Some questions and response colleted during the survey are as follows:

  1. Would your relationship influence who you campaign for? Explain?

 

EK: “Yes, am currently in this situation. My girlfriend and I are form the same electorate, but we are campaigning for different candidates. Am not sure out relationship will last or not, but I hope it will last for as long as it takes.”

 

JB: “Not exactly, we would discuss but this will not influence us.”

 

SS: “Yes, coz I always listen and follow my boyfriend ideas coz he his smart, intelligent and above all I really love him.”

 

BJP: “Am really not sure my boyfriend and I live in the same province and same district but we’re not interested in campaign or elections.”

 

PJ: No, my girlfriend and I are so close we share everything together that’s why I don’t think it will influence us.

 

GT: Yes, I could have a candidate as my choice but then if my boyfriend could influence and convince me to go for whom he likes I guess I would easily follow.

JJ: I don’t know why I will just follow him.

 

KB: “No, it wouldn’t. I will make my choice based on my own judgment.

 

RR: “It wouldn’t because every person has a right to their opinion and I would always want to make my own choice.”

 

GP: “Yes, We would discuss about candidates but it wouldn’t influence my decision. It’s a free country. Every one has to make right to make their own decision about who to campaign for. It’s ‘national suffrage’. It’s preferable for her to make her decision and her choice but it’s about making the right decisions and choices.”

 

  1. What do you say about the current election campaign? How has it affected your relationship?

 

EK: “No, because it is a free country and every person has the right to express his/her own political judgments

 

JB: “I would say this years campaign and about my relationship I don’t have a steady girlfriend so I don’t know weather it will affect our relationship or not but, has for my families my parents are arguing my mom and dad are currently campaigning for different candidates.”

 

SS: “I think the only affect it has on our relationship is it makes us to share our ideas on who to vote for and also influence my boyfriend to start listening to my opinions.”

 

BJP: “About the campaigns I think it’s noting like the previous one there noise here noise there every where.

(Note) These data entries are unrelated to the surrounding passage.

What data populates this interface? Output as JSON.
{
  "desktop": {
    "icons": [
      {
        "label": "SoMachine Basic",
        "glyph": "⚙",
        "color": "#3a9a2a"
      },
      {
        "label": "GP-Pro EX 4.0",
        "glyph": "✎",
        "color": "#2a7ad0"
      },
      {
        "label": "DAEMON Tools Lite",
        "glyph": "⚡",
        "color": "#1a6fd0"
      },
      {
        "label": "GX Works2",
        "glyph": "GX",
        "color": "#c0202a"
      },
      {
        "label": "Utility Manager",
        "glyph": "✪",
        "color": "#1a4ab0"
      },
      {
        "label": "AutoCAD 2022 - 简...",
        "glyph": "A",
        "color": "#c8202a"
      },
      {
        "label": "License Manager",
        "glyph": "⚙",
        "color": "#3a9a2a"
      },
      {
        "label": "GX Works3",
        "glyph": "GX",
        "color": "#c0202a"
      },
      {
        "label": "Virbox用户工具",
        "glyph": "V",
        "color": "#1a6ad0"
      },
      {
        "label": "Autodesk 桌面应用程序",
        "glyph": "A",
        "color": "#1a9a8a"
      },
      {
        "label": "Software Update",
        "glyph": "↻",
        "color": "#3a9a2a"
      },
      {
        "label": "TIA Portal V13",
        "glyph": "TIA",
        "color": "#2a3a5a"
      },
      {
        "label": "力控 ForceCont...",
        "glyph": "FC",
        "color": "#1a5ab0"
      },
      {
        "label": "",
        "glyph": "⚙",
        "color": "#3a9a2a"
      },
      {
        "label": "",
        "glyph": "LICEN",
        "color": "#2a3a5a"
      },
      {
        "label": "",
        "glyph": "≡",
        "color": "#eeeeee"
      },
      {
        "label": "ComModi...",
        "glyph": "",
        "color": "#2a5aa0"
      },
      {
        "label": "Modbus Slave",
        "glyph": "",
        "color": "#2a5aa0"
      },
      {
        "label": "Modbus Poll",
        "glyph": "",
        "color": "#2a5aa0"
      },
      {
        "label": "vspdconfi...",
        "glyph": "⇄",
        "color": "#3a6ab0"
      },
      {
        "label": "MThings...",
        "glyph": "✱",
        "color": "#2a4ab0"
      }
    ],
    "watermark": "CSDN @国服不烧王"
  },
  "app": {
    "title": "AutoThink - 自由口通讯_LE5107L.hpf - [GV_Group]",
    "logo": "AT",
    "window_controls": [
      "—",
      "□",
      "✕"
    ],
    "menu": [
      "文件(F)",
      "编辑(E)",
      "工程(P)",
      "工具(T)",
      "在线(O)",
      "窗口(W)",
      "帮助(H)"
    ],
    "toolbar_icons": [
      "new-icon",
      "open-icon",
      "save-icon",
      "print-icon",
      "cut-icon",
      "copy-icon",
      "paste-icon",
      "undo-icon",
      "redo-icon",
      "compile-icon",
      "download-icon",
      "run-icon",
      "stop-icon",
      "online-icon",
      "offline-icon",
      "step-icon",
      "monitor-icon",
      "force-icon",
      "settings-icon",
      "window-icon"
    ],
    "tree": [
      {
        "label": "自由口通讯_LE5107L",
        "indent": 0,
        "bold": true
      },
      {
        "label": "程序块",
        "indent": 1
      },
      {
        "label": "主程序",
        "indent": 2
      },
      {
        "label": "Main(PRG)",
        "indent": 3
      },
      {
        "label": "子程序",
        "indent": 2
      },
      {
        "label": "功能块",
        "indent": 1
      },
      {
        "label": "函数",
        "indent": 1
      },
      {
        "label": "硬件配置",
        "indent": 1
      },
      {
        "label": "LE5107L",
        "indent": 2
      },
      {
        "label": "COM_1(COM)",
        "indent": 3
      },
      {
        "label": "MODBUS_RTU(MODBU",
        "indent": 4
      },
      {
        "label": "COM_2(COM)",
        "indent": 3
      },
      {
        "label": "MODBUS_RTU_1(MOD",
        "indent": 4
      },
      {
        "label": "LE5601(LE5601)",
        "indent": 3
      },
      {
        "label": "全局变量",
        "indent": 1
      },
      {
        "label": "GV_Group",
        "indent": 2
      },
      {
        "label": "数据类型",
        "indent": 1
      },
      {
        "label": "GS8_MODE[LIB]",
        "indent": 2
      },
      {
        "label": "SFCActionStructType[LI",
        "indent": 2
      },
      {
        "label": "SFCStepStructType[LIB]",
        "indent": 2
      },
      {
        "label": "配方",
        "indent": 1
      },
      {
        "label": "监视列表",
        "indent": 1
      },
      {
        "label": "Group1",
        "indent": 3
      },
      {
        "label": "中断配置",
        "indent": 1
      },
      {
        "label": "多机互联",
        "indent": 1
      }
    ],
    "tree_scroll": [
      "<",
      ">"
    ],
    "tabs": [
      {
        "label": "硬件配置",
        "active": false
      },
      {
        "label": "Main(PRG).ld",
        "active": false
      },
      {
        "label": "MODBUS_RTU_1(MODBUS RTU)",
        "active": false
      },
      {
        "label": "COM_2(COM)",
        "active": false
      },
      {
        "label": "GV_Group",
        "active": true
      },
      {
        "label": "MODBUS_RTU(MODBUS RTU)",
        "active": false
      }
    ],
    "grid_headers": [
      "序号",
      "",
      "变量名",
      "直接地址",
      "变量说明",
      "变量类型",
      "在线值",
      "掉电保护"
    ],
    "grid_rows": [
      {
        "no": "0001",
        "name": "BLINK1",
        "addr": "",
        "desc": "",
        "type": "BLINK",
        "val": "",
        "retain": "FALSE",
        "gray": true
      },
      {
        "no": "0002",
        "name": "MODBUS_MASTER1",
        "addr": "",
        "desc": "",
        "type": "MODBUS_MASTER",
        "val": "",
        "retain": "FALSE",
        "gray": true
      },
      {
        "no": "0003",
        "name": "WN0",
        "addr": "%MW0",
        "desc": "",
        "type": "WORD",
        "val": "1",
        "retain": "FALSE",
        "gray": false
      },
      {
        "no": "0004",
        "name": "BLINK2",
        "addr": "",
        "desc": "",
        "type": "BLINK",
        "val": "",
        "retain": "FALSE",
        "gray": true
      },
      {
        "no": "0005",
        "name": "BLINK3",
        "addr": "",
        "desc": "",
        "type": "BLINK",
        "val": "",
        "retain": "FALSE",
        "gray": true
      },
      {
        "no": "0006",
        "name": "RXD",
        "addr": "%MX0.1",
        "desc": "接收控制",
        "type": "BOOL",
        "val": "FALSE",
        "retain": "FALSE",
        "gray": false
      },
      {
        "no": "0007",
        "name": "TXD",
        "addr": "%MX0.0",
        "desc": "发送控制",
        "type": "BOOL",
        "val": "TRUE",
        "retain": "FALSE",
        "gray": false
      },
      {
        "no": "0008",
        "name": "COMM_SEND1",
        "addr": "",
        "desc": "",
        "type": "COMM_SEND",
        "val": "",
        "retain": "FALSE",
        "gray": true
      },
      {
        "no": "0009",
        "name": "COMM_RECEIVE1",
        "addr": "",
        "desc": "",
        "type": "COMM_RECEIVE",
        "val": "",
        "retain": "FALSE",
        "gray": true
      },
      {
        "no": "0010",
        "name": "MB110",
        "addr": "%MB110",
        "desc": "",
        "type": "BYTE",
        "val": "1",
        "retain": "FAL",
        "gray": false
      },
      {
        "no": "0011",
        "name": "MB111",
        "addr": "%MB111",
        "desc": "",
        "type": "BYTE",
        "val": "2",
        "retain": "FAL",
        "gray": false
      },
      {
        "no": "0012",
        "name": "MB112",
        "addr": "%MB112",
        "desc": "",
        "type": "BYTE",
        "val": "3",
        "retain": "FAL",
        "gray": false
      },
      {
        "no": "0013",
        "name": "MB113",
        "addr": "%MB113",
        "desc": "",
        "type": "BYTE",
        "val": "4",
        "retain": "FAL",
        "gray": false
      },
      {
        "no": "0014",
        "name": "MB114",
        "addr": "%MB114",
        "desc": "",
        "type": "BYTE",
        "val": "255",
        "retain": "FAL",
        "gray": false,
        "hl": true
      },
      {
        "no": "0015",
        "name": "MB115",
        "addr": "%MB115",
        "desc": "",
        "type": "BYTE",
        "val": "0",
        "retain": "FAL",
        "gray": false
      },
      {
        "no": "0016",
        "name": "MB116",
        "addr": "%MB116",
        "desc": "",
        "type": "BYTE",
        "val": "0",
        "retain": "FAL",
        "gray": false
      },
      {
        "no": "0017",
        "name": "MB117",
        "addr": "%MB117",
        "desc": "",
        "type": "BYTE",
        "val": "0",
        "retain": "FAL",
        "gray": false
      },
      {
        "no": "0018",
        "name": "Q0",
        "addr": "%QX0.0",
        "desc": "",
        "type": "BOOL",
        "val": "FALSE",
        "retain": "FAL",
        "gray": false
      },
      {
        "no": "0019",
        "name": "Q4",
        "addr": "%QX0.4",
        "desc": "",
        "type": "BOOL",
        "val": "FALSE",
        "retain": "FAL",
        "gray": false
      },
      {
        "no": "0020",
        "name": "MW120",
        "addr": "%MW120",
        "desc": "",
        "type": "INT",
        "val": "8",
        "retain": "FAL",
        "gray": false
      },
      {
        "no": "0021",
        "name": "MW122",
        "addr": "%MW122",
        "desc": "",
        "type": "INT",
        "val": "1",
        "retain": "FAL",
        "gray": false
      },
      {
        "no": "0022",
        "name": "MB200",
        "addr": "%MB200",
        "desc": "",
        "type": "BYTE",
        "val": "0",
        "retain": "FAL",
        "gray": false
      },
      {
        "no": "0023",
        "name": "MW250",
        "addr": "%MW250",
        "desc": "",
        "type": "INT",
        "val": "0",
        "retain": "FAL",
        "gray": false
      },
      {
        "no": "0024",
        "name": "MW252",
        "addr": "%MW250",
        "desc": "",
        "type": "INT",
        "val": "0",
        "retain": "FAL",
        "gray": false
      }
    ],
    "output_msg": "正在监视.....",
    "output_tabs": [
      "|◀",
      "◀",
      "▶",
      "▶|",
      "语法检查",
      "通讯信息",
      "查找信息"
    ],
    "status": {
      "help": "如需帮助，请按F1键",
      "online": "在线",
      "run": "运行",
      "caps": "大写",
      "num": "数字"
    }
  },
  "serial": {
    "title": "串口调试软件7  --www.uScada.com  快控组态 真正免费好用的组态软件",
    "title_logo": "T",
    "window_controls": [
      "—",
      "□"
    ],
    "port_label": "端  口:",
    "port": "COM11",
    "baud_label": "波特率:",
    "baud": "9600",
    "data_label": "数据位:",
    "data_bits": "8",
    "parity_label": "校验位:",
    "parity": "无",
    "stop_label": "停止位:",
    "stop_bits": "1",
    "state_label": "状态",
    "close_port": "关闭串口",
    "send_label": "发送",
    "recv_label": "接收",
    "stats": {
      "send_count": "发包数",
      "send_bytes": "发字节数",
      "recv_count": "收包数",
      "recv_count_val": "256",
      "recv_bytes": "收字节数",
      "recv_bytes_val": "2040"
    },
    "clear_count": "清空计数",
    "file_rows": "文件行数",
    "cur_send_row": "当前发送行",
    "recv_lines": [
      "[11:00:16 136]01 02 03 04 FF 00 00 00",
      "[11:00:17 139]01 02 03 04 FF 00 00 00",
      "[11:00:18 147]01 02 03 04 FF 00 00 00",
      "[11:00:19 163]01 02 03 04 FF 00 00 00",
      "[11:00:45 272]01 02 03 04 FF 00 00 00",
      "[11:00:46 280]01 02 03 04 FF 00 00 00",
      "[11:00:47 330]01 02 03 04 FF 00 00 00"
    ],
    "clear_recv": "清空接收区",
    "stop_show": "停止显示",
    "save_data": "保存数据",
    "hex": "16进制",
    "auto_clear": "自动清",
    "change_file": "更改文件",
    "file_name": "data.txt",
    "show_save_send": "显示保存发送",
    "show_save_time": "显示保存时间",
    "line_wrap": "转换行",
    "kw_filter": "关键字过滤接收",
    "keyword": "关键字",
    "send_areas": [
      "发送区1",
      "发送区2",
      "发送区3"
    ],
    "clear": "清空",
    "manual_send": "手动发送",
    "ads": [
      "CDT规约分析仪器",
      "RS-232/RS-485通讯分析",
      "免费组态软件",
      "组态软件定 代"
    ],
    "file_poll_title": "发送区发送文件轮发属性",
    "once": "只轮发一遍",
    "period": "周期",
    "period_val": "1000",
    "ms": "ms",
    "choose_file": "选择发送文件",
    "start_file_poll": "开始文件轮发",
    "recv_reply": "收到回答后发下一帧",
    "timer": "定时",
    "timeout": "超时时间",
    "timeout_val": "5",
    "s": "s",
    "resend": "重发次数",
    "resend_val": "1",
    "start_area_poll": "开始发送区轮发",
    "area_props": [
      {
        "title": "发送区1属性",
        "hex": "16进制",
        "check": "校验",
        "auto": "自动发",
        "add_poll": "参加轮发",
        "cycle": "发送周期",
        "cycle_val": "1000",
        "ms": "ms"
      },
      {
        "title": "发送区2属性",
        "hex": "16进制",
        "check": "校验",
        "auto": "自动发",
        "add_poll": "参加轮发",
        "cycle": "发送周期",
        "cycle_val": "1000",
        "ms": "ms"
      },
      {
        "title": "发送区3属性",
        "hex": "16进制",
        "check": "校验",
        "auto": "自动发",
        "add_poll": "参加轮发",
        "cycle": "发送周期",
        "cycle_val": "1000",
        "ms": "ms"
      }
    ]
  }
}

Everywhere you try to go people talk about which candidates to campaign and elect and so fort.

About my relationship with my friend I don’t think it has any affect with us.

Have I told you already we’re not interested in Politics?”

 

PJ: “The current election campaign has not even on affects on my relationship.”

 

KB: “We debated a lot about who has the best interest of the people. It was interesting to learn the different ideas we have and how we see our people, our leaders and things like integrity, honesty, power and money.”

 

RR: “I don’t have one in which to experience whether the campaign affects it or not.”

 

GP: “It has not influenced anything about me having a relationship with a girl. We don’t live for this. Campaigning is not a risk unless the decision you make doesn’t settle well with your girlfriend. Don’t put your girlfriend aside and make the campaign very important.”